Conducted by the Office of the Inspector General of the U.S. Department of Health and Human Services, the draft audit found that Florida improperly paid hundreds of millions of dollars to Jackson Memorial under the state’s Low Income Pool, or LIP, program.
Politico first reported the draft findings of the audit last week.
The LIP program is designed to funnel extra money to health-care providers that serve large numbers of low-income and uninsured patients. The LIP dollars can be spent on uncompensated costs of medical services.
From state fiscal years 2010 through 2014, hospitals received a total of $5.1 billion in LIP funds. Jackson Memorial received $1.8 billion of that total.
The state does not contribute any general revenue to the program. Funding comes from counties and hospital taxing districts that send money to the state. That money then draws down supplemental federal funds.
Much of that money has come from the publicly funded Jackson Memorial, which has then been one of the biggest benefactors of the LIP money.
Of the $1.8 billion in LIP payments made to the hospital during the audit period, auditors allege that Florida claimed $728 million erroneously, of which $436 million was paid by the federal government.
The majority of the $436 million was tied to unallowable costs for treating undocumented immigrants and providing outpatient care to prisoners, an international patient program and even day-care costs.
Mayhew, who was tapped from a position in the Trump administration by Gov. Ron DeSantis to run the Agency for Health Care Administration, defended the state’s spending in the program and noted that federal auditors made several calculation errors.
In a June 28 letter to the federal government, Mayhew said her overarching concern was that the auditors “used incomplete data when more appropriate data was readily available.”
Moreover, she said the audit failed to take into consideration a pending administrative appeal of a previous audit of LIP payments conducted by the federal government that also alleged overpayments.
“Instead of recognizing AHCA’s pending appeal and argument, the draft report leaves the misleading impression that it has identified hundreds of millions of additional overpayments, which is not the case,” she wrote in the letter.
Jackson Memorial did not comment on the latest draft audit findings.
Jackson spokeswoman Lidia V. Amoretti said that nearly 36 percent of the patients treated at the facility in 2018 were on Medicaid.

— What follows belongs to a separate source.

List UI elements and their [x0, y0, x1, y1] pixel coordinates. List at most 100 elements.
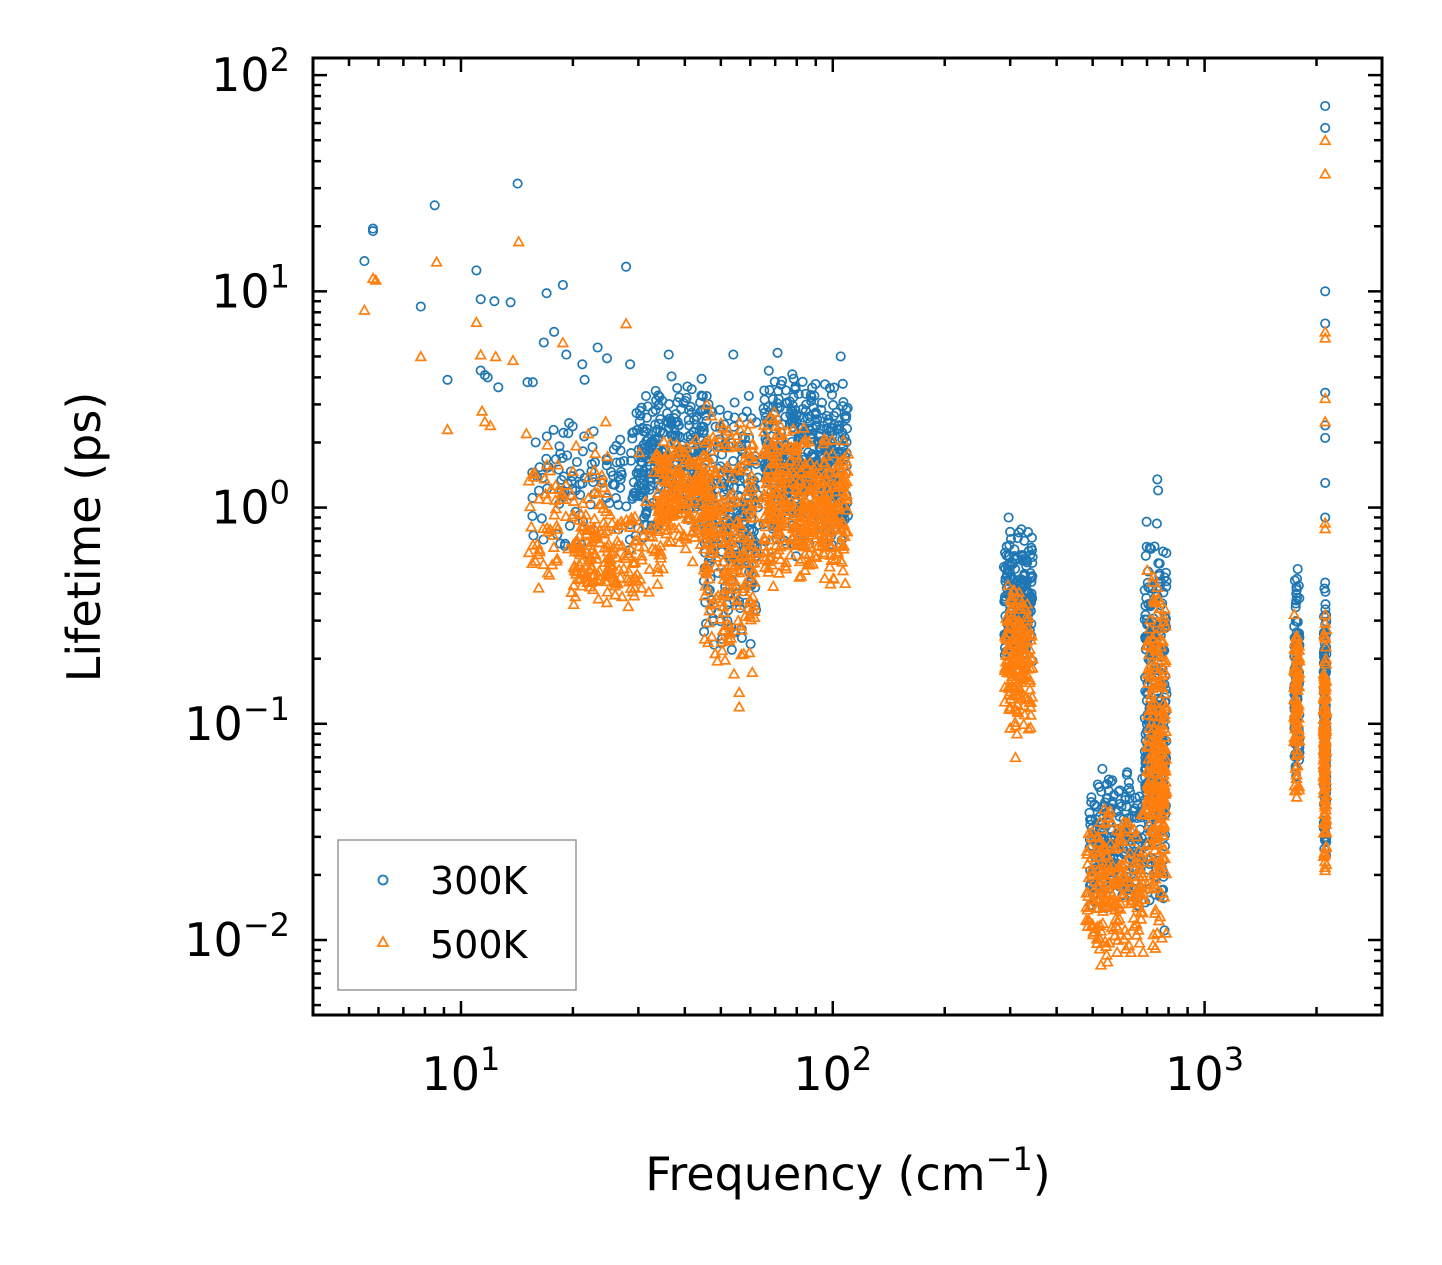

Another 31 percent were on Medicare, about 19 percent were privately insured and another 14 percent were “self-paid.”
The LIP program is closely watched in Tallahassee, as it has been an important source of funding for Jackson and other hospitals across the state.
Republicans have held out supplemental programs such as LIP as a way to help health-care providers offset the largest costs of uncompensated care. But former President Barack Obama’s administration maintained that using Medicaid funds to offer health insurance was a better use of the money.
After Florida refused to expand Medicaid eligibility in 2015, the Obama administration announced it would eliminate the state’s LIP program, which was funded at the time at a high of $2.1 billion.
Then-Gov. Rick Scott, however, convinced the Trump administration in 2017 to extend the LIP program through 2022 at as much as $1.5 billion annually.